训练神经网络通常是由measurin完成g many different metrics such as accuracy, loss, gradients, etc. This is most of the time done aggregating these metrics and plotting visualizations on TensorBoard.
There are, however, other senses that we can use to monitor the training of neural networks, such assound. Sound is one of the perspectives that is currently very poorly explored in the training of neural networks. Human hearing can be very good a distinguishing very small perturbations in characteristics such as rhythm and pitch, even when these perturbations are very short in time or subtle.

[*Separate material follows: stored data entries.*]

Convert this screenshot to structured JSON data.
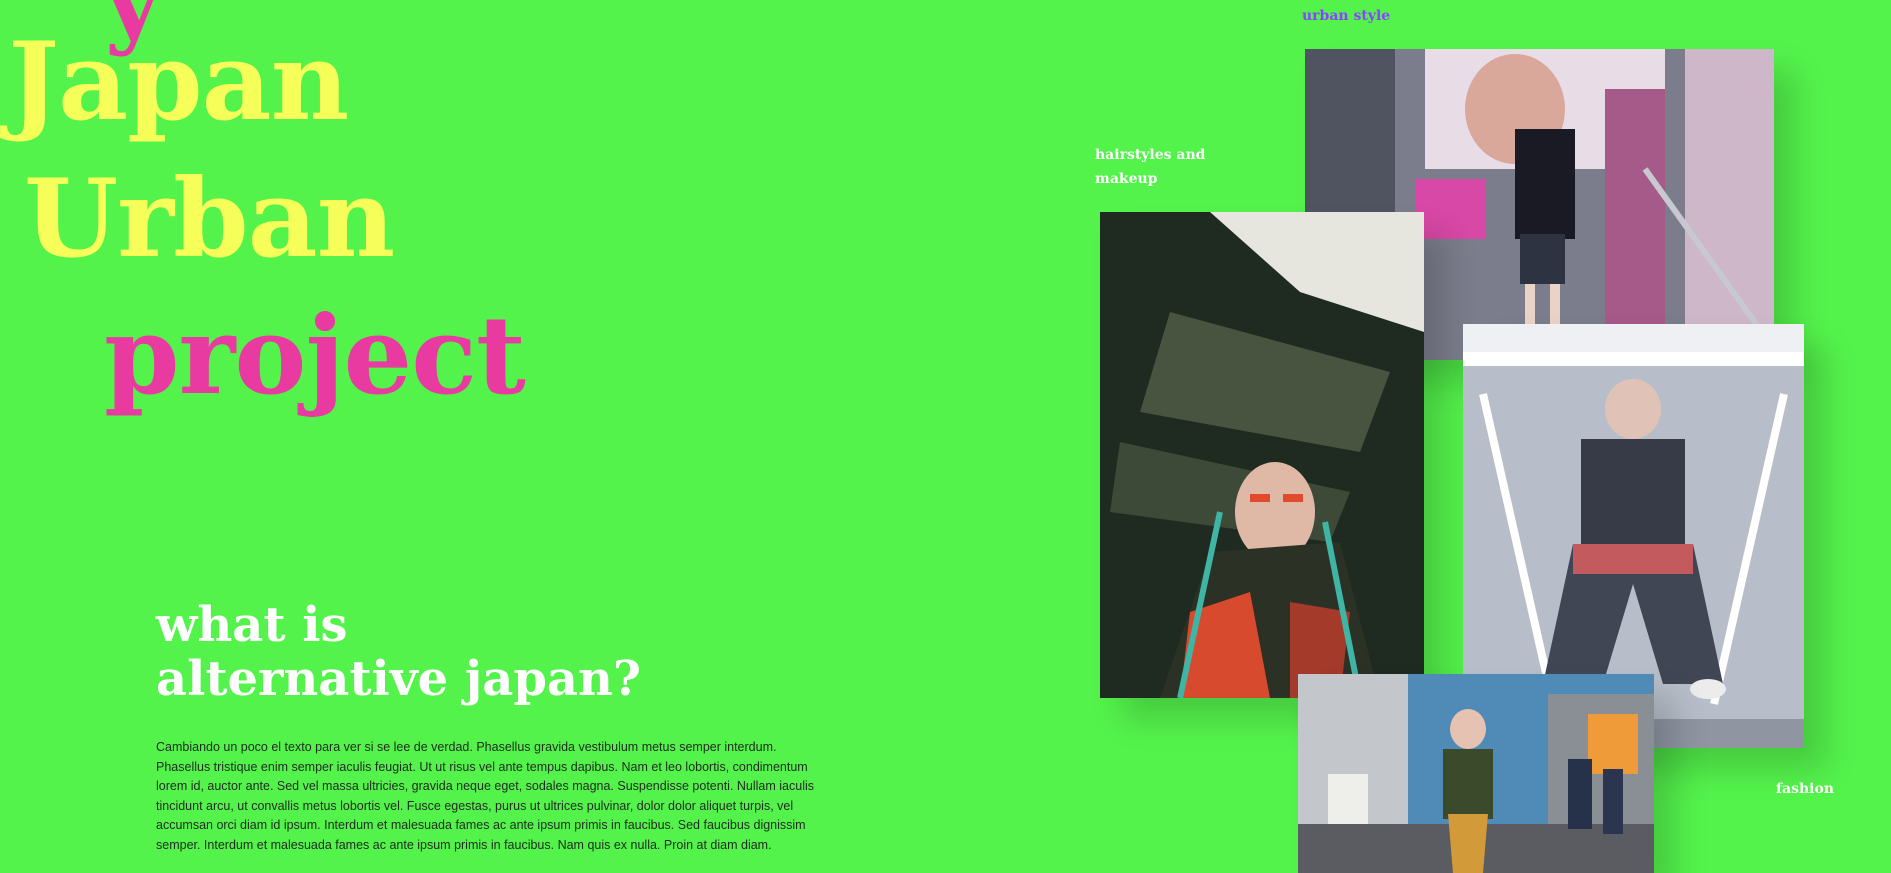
{
  "hero": {
    "line1": "Japan",
    "line2": "Urban",
    "line3": "project"
  },
  "section": {
    "title_line1": "what is",
    "title_line2": "alternative japan?",
    "body": "Cambiando un poco el texto para ver si se lee de verdad. Phasellus gravida vestibulum metus semper interdum. Phasellus tristique enim semper iaculis feugiat. Ut ut risus vel ante tempus dapibus. Nam et leo lobortis, condimentum lorem id, auctor ante. Sed vel massa ultricies, gravida neque eget, sodales magna. Suspendisse potenti. Nullam iaculis tincidunt arcu, ut convallis metus lobortis vel. Fusce egestas, purus ut ultrices pulvinar, dolor dolor aliquet turpis, vel accumsan orci diam id ipsum. Interdum et malesuada fames ac ante ipsum primis in faucibus. Sed faucibus dignissim semper. Interdum et malesuada fames ac ante ipsum primis in faucibus. Nam quis ex nulla. Proin at diam diam."
  },
  "gallery": {
    "label_urban": "urban style",
    "label_hair": "hairstyles and makeup",
    "label_fashion": "fashion"
  },
  "colors": {
    "background": "#54f34c",
    "yellow": "#f6ff5a",
    "pink": "#e83aa0",
    "purple": "#8a42ff"
  }
}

You’ll need to installPyAudioandPyTorch以运行该代码(在the end of this post)。
Training sound with SGD using LR 0.01
This segment represents a training session with gradients from 4 layers during the first 200 steps of the first epoch and using a batch size of 10. The higher the pitch, the higher the norm for a layer, there is a short silence to indicate different batches. Note the gradient increasing during time.
使用LR 0.1 SGD培训声
Same as above, but with higher learning rate.
使用LR 1.0 SGD培训声
与上述相同,但较高的学习速度,使网络发散,讲究高音时的规范爆炸,然后发散。
使用LR 1.0 SGD培训声and BS 256
Same setting but with a high learning rate of 1.0 and a batch size of 256. Note how the gradients explode and then there are NaNs causing the final sound.

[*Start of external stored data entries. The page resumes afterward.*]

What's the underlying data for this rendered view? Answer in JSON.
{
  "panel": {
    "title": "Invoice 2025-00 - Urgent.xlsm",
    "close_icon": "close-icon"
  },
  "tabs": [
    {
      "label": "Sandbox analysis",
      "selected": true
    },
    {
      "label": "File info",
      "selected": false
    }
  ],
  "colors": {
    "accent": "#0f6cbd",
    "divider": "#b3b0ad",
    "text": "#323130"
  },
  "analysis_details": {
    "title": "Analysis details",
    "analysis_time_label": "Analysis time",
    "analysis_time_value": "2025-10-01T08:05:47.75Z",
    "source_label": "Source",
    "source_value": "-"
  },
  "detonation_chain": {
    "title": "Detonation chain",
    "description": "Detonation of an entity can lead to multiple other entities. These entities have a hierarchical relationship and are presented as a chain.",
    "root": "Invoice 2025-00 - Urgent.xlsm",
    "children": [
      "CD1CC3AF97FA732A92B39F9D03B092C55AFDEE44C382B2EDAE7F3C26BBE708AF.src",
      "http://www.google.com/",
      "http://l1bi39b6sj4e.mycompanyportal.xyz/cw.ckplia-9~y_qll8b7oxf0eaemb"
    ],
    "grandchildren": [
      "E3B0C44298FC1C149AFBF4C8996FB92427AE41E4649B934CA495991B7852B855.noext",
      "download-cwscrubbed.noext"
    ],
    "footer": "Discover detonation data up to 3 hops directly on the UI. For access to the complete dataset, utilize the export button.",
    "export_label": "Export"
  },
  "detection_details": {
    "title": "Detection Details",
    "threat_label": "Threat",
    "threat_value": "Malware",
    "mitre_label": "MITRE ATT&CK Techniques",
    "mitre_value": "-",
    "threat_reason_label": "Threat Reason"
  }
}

Training sound with Adam using LR 0.01
This is using Adam in the same setting as the SGD.
Source code
For those who are interested, here is the entire source code I used to make the sound clips:
进口pyaudio进口numpy np波不进口rt torch import torch.nn as nn import torch.nn.functional as F import torch.optim as optim from torchvision import datasets, transforms class Net(nn.Module): def __init__(self): super(Net, self).__init__() self.conv1 = nn.Conv2d(1, 20, 5, 1) self.conv2 = nn.Conv2d(20, 50, 5, 1) self.fc1 = nn.Linear(4*4*50, 500) self.fc2 = nn.Linear(500, 10) self.ordered_layers = [self.conv1, self.conv2, self.fc1, self.fc2] def forward(self, x): x = F.relu(self.conv1(x)) x = F.max_pool2d(x, 2, 2) x = F.relu(self.conv2(x)) x = F.max_pool2d(x, 2, 2) x = x.view(-1, 4*4*50) x = F.relu(self.fc1(x)) x = self.fc2(x) return F.log_softmax(x, dim=1) def open_stream(fs): p = pyaudio.PyAudio() stream = p.open(format=pyaudio.paFloat32, channels=1, rate=fs, output=True) return p, stream def generate_tone(fs, freq, duration): npsin = np.sin(2 * np.pi * np.arange(fs*duration) * freq / fs) samples = npsin.astype(np.float32) return 0.1 * samples def train(model, device, train_loader, optimizer, epoch): model.train() fs = 44100 duration = 0.01 f = 200.0 p, stream = open_stream(fs) frames = [] for batch_idx, (data, target) in enumerate(train_loader): data, target = data.to(device), target.to(device) optimizer.zero_grad() output = model(data) loss = F.nll_loss(output, target) loss.backward() norms = [] for layer in model.ordered_layers: norm_grad = layer.weight.grad.norm() norms.append(norm_grad) tone = f + ((norm_grad.numpy()) * 100.0) tone = tone.astype(np.float32) samples = generate_tone(fs, tone, duration) frames.append(samples) silence = np.zeros(samples.shape[0] * 2, dtype=np.float32) frames.append(silence) optimizer.step() # Just 200 steps per epoach if batch_idx == 200: break wf = wave.open("sgd_lr_1_0_bs256.wav", 'wb') wf.setnchannels(1) wf.setsampwidth(p.get_sample_size(pyaudio.paFloat32)) wf.setframerate(fs) wf.writeframes(b''.join(frames)) wf.close() stream.stop_stream() stream.close() p.terminate() def run_main(): device = torch.device("cpu") train_loader = torch.utils.data.DataLoader( datasets.MNIST('../data', train=True, download=True, transform=transforms.Compose([ transforms.ToTensor(), transforms.Normalize((0.1307,), (0.3081,)) ])), batch_size=256, shuffle=True) model = Net().to(device) optimizer = optim.SGD(model.parameters(), lr=0.01, momentum=0.5) for epoch in range(1, 2): train(model, device, train_loader, optimizer, epoch) if __name__ == "__main__": run_main()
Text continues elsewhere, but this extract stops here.